The first is understanding what is actually happening:
State takes some state value, threads in between many composed calls and in the process produces some output value as well
in your case Machine is the state threaded between calls, while MachineState is the output of a single operation
sequence (usually) takes a collection (here List) of some parametric stuff here State[Machine, _] and turns nesting on the left side (here: List[State[Machine, _]] -> State[Machine, List[_]]) (_ is the gap that you'll be filling with your type)

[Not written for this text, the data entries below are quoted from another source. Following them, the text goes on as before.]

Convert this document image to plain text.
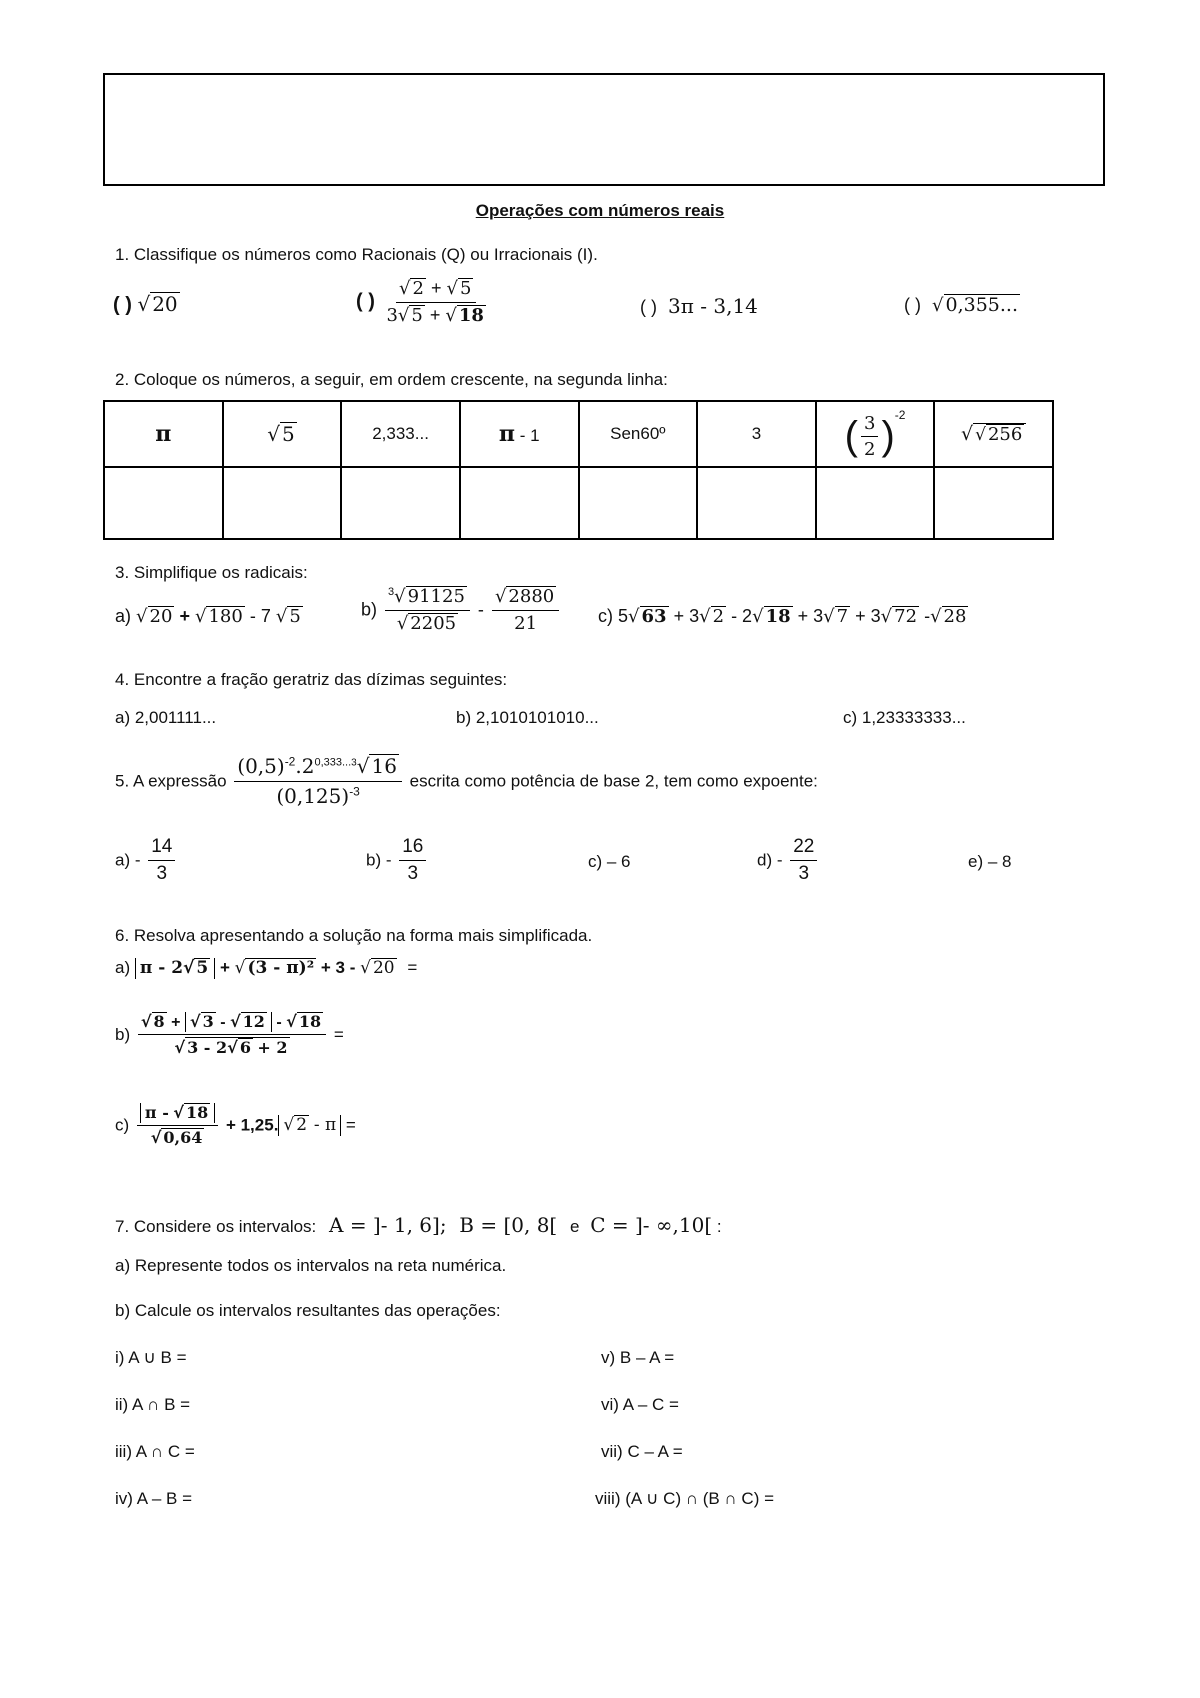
Operações com números reais
1. Classifique os números como Racionais (Q) ou Irracionais (I).
( ) √ 20	( ) $\frac{√ 2 + √ 5}{3√ 5 + √ 18}$	( ) 3π - 3,14	( ) √ 0,355...
2. Coloque os números, a seguir, em ordem crescente, na segunda linha:
π	√ 5	2,333...	π - 1	Sen60º	3	( $\frac{3}{2} )^{-2}$	√ √ 256

3. Simplifique os radicais:
a) √ 20 + √ 180 - 7 √ 5	$b) \frac{^3√ 91125}{√ 2205} - \frac{√ 2880}{21} c$) 5√ 63 + 3√ 2 - 2√ 18 + 3√ 7 + 3√ 72 -√ 28
4. Encontre a fração geratriz das dízimas seguintes:
a) 2,001111...	b) 2,1010101010...	c) 1,23333333...
5. A expressão $\frac{(0,5)^{-2}.2^{0,333...3}√ 16}{(0,125)^{-3}}$ escrita como potência de base 2, tem como expoente:
$a) - \frac{14}{3}$	$b) - \frac{16}{3}$	c) – 6	$d) - \frac{22}{3}$	e) – 8
6. Resolva apresentando a solução na forma mais simplificada.
a) π - 2√ 5 + √ (3 - π)² + 3 - √ 20 =
$b) \frac{√ 8 + √ 3 - √ 12 - √ 18}{√ 3 - 2√ 6 + 2}$ =
$c) \frac{\pi - √ 18}{√ 0,64} + 1,25$. √ 2 - π =
7. Considere os intervalos: A = ]- 1, 6]; B = [0, 8[ e C = ]- ∞,10[ :
a) Represente todos os intervalos na reta numérica.
b) Calcule os intervalos resultantes das operações:
i) A ∪ B =
ii) A ∩ B =
iii) A ∩ C =
iv) A – B =
v) B – A =
vi) A – C =
vii) C – A =
viii) (A ∪ C) ∩ (B ∩ C) =
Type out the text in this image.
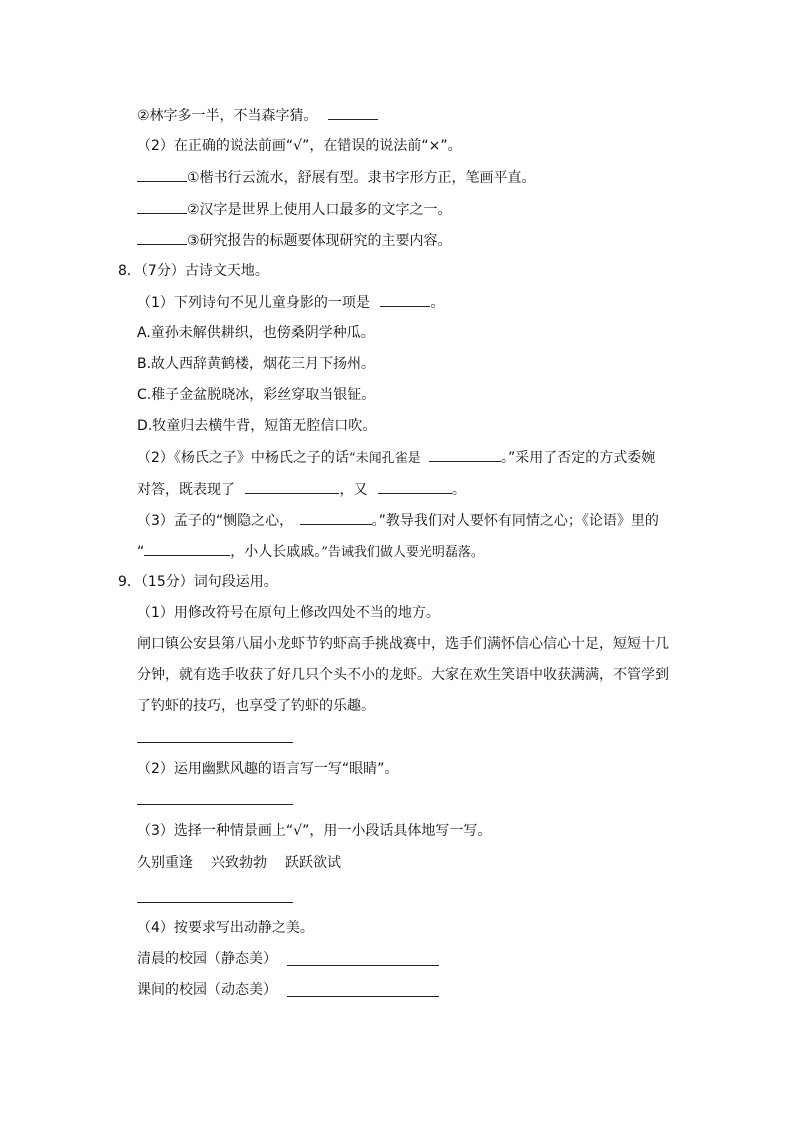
②林字多一半，不当森字猜。
（2）在正确的说法前画“√”，在错误的说法前“×”。
①楷书行云流水，舒展有型。隶书字形方正，笔画平直。
②汉字是世界上使用人口最多的文字之一。
③研究报告的标题要体现研究的主要内容。
8．（7分）古诗文天地。
（1）下列诗句不见儿童身影的一项是	。
A.童孙未解供耕织，也傍桑阴学种瓜。
B.故人西辞黄鹤楼，烟花三月下扬州。
C.稚子金盆脱晓冰，彩丝穿取当银钲。
D.牧童归去横牛背，短笛无腔信口吹。
（2）《杨氏之子》中杨氏之子的话“未闻孔雀是	。”采用了否定的方式委婉
对答，既表现了	，又	。
（3）孟子的“恻隐之心，	。”教导我们对人要怀有同情之心；《论语》里的
“	，小人长戚戚。”告诫我们做人要光明磊落。
9．（15分）词句段运用。
（1）用修改符号在原句上修改四处不当的地方。
闸口镇公安县第八届小龙虾节钓虾高手挑战赛中，选手们满怀信心信心十足，短短十几
分钟，就有选手收获了好几只个头不小的龙虾。大家在欢生笑语中收获满满，不管学到
了钓虾的技巧，也享受了钓虾的乐趣。
（2）运用幽默风趣的语言写一写“眼睛”。
（3）选择一种情景画上“√”，用一小段话具体地写一写。
久别重逢 兴致勃勃 跃跃欲试
（4）按要求写出动静之美。
清晨的校园（静态美）
课间的校园（动态美）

the result is that you'll thread state (Machine(0)) through all the functions, while you combine the output of each of them (MachineState) into list of outputs
// ammonite
// to better see how many times things are being run
# {
val addCandy: Int => State[Machine, MachineState] = amount =>
State[Machine, MachineState] { machine =>
val newCandyAmount = machine.candy + amount
println("new attempt with " + machine + " and " + amount)
if(newCandyAmount > 10)
(machine, StopRunning)
else
(machine.copy(newCandyAmount), ContinueRunning)
}
}
addCandy: Int => State[Machine, MachineState] = ammonite.$sess.cmd24$$$Lambda$2669/1733815710#25c887ca
# List(addCandy(1),
addCandy(2),
addCandy(5),
addCandy(10),
addCandy(20),
addCandy(50)).sequence.run(Machine(0)).value
new attempt with Machine(0) and 1
new attempt with Machine(1) and 2
new attempt with Machine(3) and 5
new attempt with Machine(8) and 10
new attempt with Machine(8) and 20
new attempt with Machine(8) and 50
res25: (Machine, List[MachineState]) = (Machine(8), List(ContinueRunning, ContinueRunning, ContinueRunning, StopRunning, StopRunning, StopRunning))
In other words, what you want is circuit breaking then .sequence might not be what you want.
As a matter of the fact, you probably want something else - combine a list of A => (A, B) functions into one function which stops next computation if the result of a computation is StopRunning (in your code nothing tells the code what is the condition of circuit break and how it should be performed). I would suggest doing it explicitly with some other function, e.g.:
# {
List(addCandy(1),
addCandy(2),
addCandy(5),
addCandy(10),
addCandy(20),
addCandy(50))
.reduce { (a, b) =>
a.flatMap {
// flatMap and map uses MachineState
// - the second parameter is the result after all!
// we are pattern matching on it to decide if we want to
// proceed with computation or stop it
case ContinueRunning => b // runs next computation
case StopRunning => State.pure(StopRunning) // returns current result without modifying it
}
}
.run(Machine(0))
.value
}
new attempt with Machine(0) and 1
new attempt with Machine(1) and 2
new attempt with Machine(3) and 5
new attempt with Machine(8) and 10
res23: (Machine, MachineState) = (Machine(8), StopRunning)
This will eliminate the need for running code within addCandy - but you cannot really get rid of code that combines states together, so this reduce logic will be applied on runtime n-1 times (where n is the size of your list) and that cannot be helped.
BTW If you take a closer look at Either you will find that it also computes n results and only then combines them so that it looks like it's circuit breaking, but in fact isn't. Sequence is combining a result of "parallel" computations but won't interrupt them if any of them failed.